Sukma (Chhattisgarh), 03 May 2012: After hours of tension Thursday, Maoists finally released Chhattisgarh’s Sukma district collector Alex Paul Menon Thursday evening after 12 days of captivity. Menon said he was willing to serve in Sukma as collector again.
Menon, an IAS officer from Tamil Nadu, walked out of the Maoists hideout after 6.30 p.m. looking tired and exhausted. He was abducted from a forested area in Bastar region in Chhattisgarh April 21.
Menon expressed gratitude for his safe release. "I thank the mediators, my state government, my chief minister, my family members and mediapersons," the Sukma collector told reporters gathered at Tarmetla, 80 km from here, to receive him.
Asked if his health was fine, the asthma patient, who was wearing a blue shirt and carrying a black bag on his right shoulder, said he was "OK".
Asked if he would serve as collector in Sukma district again, he replied in the affirmative. "If the state government wishes, I am ready to serve in Sukma district as collector," Menon said.
He was accompanied by one of the Maoist mediators B.D. Sharma.
Uncertainty had clouded Menon’s release after news reports said that he had been released in the afternoon. Celebrations broke out at the Sukma district collector’s home and his relatives started expressing thanks to the government and Maoists for the release.
For a few hours, however, there was no sign of the collector. In the evening, media persons waiting at the Chintalnar CRPF base camp, 3-4 km away from Tarmetla, received an SMS asking them to proceed to Tarmetla.
The SMS added to the tension among officials - would the Maoists finally release him or just brief the media persons. However, they finally did release him to the immense relief of everybody, including his wife Asha, who was in Sukma waiting for her husband.

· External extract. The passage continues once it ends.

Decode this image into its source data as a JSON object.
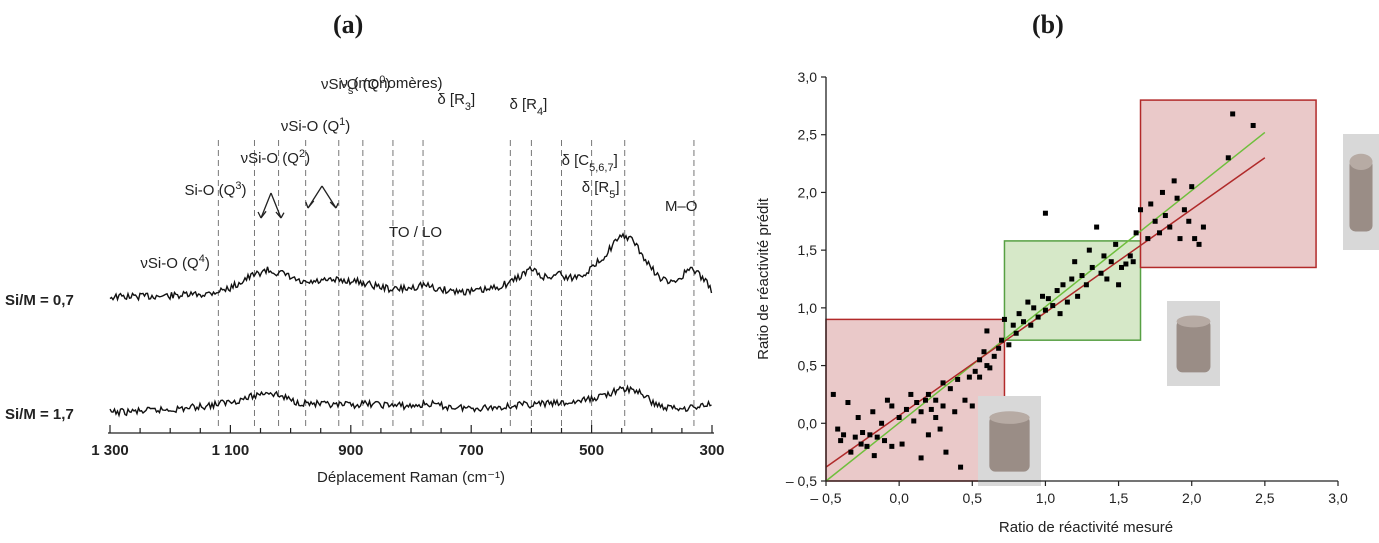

Asthma medicines had been sent to the 2006 batch IAS officer through Left leader Manish Kunjam.
Maoists mediators - Professor G. Hargopal and B.D. Sharma - had gone to receive Menon somewhere at the edge of their landmine-protected hideout in Tarmetla, located more than 500 km south of state capital Raipur.
Tarmetla in Sukma is where the Maoists had killed 76 paramilitary personnel in April 2010.
Menon had been taken hostage at gunpoint by Maoists when he was interacting with tribespeople in Bastar region. His two bodyguards were killed when they resisted.
Chief Minister Raman Singh welcomed the release and expressed his thanks to the media in the "campaign for the safe release of the collector". He described the release as a "first step toward achieving peace with the Maoists in the state".
Earlier, Menon’s father A. Varadhas, based in Tamil Nadu’s Tirunelveli, reacting to news reports of his release, thanked the Chhattisgarh government and the mediators and rebels. Speaking to reporters, he urged the rebels not to resort to abductions again.
Chhattisgarh government had arranged a chopper for the Maoists interlocutors to land in Bastar from Raipur to receive the collector.
The release of the 2006 batch IAS officer who hails from Tamil Nadu was ensured after Maoist interlocutors and Chhattisgarh government mediators Nirmala Buch and S.K. Mishra, former chief secretaries of Madhya Pradesh and Chhattisgarh, respectively, signed a two-page draft agreement on Monday night.
As per the agreement, a high-power review committee headed by Buch with Chief Secretary Sunil Kumar, Director General of Police Anil M. Navaney and Home Secretary N.K. Aswal as members, is to be set up to look into all demands made by the Maoists from time to time.
The demands include considering the cases of undertrial Maoists lodged in various jails in the state allegedly on fake charges.
The panel is to become functional within an hour of the release of the collector.